Toppling statues is the easy part

Black lives matter, says Claire Fox in The Municipal Journal. But will black lives today be improved if local government becomes preoccupied by a war against inanimate objects and historical wrongs.

One remarkable reaction to the brutal killing of George Floyd in the US has been the wave of UK-wide demonstrations that sprang up in localities which rarely – if ever – see political street protests. However, after this initial show of solidarity, there now seems to be a danger that this heartfelt instinct to fight racial injustice is becoming subsumed by divisive trends. Through the contentious rows over historic statues, councils are now at the heart of the UK’s new culture war.

But is this really responding to popular demand? It feels more complicated. Councils have been poring over an activists’ website Topple the Racists to create municipal audits of historic memorials statues, street, pub and buildings’ names, deemed unacceptable.

Mayor of London, Sadiq Khan, was quick off the mark to set up a Commission for Diversity in the Public Realm – an openly unelected, top-down body.

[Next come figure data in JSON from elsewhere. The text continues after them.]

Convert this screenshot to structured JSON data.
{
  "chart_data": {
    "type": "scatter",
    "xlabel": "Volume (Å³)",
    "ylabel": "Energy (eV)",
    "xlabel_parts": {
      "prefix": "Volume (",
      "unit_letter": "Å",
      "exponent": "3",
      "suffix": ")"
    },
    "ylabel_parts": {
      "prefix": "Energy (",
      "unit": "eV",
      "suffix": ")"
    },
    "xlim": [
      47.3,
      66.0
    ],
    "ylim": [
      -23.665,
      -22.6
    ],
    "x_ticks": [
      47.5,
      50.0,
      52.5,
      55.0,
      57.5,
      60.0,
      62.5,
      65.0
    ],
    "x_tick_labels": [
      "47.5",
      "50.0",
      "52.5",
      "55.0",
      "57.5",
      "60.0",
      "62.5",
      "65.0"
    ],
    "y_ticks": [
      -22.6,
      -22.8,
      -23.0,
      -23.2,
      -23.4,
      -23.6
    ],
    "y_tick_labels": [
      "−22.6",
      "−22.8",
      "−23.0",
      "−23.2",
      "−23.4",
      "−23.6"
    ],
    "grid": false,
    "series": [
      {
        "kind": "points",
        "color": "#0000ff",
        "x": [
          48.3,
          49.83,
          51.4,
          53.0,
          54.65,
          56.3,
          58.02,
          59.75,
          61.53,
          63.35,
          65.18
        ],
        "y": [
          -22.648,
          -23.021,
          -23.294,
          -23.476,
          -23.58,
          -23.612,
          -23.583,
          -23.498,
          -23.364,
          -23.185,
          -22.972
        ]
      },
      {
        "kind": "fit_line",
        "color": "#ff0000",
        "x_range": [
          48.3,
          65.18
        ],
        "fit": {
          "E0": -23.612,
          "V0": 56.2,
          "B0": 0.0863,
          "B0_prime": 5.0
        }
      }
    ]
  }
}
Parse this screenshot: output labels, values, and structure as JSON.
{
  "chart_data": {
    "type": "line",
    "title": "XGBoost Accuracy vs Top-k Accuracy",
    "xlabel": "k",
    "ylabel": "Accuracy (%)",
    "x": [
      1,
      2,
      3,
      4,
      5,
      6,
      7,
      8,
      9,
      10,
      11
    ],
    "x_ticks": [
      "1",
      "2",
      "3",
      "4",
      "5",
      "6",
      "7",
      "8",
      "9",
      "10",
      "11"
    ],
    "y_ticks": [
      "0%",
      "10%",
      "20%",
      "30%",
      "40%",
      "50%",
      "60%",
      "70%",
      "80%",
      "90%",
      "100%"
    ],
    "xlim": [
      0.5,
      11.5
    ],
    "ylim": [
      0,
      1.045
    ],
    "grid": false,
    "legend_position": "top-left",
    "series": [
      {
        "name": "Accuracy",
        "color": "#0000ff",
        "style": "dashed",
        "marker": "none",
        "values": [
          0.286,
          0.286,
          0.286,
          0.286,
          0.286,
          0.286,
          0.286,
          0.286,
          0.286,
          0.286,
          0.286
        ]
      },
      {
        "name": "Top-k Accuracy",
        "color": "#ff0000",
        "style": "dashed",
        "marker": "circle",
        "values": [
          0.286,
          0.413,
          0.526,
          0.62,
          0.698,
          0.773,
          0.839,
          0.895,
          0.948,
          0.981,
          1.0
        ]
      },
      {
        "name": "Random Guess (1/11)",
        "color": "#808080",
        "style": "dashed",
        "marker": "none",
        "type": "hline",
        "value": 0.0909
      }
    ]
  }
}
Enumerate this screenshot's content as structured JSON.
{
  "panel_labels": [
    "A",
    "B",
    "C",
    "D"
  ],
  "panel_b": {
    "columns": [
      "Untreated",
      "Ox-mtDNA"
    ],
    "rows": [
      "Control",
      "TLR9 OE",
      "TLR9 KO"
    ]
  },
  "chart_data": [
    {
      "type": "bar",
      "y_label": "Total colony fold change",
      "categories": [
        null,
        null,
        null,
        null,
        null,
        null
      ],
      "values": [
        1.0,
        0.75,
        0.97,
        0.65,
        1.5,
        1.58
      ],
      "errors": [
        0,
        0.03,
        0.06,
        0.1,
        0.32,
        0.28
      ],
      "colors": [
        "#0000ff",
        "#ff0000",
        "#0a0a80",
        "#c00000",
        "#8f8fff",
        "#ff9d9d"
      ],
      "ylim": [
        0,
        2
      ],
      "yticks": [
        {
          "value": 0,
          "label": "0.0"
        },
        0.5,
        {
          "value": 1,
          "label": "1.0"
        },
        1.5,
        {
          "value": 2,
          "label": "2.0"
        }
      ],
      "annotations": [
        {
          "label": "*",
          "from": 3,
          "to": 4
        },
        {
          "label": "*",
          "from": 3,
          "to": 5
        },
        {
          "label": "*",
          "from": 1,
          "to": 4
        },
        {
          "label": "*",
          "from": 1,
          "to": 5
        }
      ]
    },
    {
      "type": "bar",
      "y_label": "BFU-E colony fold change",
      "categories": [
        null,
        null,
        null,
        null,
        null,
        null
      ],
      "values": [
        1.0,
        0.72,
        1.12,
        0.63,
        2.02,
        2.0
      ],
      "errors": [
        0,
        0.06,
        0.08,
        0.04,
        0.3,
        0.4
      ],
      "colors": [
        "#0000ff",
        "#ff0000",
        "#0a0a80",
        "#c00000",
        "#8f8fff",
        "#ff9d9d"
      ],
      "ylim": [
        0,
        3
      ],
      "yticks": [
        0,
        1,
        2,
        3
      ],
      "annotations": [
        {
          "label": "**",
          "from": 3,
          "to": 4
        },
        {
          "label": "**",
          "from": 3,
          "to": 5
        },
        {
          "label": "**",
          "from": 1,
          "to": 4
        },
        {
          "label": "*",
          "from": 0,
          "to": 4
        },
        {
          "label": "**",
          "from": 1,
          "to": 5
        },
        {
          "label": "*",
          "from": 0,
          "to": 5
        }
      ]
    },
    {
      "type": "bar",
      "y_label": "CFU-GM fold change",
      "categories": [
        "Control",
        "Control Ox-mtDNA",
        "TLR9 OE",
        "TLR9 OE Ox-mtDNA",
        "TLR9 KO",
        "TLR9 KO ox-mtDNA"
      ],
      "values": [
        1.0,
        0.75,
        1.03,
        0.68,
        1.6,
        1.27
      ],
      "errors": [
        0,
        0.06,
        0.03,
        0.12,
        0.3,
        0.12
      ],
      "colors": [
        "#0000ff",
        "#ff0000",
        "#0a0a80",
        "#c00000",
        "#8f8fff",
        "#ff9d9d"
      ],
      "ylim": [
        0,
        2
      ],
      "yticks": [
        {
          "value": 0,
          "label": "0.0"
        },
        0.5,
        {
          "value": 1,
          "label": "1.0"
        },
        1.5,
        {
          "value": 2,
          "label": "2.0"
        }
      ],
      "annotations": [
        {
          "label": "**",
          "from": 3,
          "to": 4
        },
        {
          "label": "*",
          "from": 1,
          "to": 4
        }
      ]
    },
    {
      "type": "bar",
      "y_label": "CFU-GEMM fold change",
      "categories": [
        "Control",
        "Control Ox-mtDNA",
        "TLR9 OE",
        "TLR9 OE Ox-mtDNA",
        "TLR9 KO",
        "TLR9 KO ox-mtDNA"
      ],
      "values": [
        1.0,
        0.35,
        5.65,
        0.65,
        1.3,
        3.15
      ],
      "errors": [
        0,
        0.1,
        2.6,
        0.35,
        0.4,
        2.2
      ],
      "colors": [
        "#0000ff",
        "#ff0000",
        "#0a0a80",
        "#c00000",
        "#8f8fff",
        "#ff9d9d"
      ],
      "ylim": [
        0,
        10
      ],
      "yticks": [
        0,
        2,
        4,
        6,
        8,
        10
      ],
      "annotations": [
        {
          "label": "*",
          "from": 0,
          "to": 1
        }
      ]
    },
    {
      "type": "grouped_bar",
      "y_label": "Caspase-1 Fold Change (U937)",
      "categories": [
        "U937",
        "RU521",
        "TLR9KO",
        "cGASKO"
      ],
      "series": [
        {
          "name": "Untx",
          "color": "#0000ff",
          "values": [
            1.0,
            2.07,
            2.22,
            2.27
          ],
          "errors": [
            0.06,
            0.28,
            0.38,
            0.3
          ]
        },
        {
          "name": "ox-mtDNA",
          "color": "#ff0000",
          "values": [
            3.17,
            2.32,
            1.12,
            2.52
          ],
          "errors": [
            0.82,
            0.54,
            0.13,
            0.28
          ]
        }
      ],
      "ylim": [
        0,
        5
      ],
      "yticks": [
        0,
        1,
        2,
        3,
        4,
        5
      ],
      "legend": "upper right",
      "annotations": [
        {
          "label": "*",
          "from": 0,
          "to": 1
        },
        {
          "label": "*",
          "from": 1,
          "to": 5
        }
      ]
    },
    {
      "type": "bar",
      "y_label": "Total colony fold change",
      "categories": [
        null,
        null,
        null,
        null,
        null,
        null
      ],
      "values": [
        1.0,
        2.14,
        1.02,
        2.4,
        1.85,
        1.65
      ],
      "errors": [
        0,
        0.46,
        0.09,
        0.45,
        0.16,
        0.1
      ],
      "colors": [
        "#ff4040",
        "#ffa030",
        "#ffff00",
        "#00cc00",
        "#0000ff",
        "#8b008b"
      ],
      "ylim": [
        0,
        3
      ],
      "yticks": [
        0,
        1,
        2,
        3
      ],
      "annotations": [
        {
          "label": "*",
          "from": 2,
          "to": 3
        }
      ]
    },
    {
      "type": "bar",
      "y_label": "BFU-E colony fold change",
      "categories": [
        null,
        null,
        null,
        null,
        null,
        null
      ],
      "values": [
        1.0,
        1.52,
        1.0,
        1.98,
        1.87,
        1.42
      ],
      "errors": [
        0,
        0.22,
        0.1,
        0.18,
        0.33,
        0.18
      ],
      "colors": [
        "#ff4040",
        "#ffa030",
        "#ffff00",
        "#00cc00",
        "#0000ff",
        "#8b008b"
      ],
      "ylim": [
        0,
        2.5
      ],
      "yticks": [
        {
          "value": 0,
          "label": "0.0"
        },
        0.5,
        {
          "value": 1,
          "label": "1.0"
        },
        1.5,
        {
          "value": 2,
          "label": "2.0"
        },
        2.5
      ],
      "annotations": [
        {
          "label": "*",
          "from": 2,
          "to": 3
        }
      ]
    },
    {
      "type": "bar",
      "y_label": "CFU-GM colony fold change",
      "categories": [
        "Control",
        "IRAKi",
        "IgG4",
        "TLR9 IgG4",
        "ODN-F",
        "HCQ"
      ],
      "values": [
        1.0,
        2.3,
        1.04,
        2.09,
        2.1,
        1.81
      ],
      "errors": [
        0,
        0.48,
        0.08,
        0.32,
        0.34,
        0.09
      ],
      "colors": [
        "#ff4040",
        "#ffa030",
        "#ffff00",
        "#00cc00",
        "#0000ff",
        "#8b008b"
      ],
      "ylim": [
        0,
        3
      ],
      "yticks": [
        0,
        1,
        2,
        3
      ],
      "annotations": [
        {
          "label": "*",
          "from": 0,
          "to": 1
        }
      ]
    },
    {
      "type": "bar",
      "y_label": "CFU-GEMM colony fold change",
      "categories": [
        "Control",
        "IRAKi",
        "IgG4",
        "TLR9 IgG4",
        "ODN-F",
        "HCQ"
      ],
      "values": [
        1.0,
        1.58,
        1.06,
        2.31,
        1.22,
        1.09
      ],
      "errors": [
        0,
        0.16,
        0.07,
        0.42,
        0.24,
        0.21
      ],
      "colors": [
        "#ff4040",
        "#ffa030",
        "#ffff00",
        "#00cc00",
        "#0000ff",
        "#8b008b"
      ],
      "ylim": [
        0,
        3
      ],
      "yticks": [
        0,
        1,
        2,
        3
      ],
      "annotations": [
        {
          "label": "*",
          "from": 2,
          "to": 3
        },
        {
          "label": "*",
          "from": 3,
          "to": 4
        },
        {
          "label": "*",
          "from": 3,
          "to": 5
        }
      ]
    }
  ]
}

Glasgow City Council even boasts it was discussing the issue ahead of any public debate.

On the ground – and maybe it’s a lockdown thing – suddenly petitions and street protests are being treated as though a democratic mandate. When the Canal and River Trust removed the statue of slave owner Robert Milligan at West India Quay, it explained it was recognising ‘the wishes of the local community’. Really? This move followed a petition launched by Tower Hamlets Labour councillor Ehtasham Haque demanding it was taken down.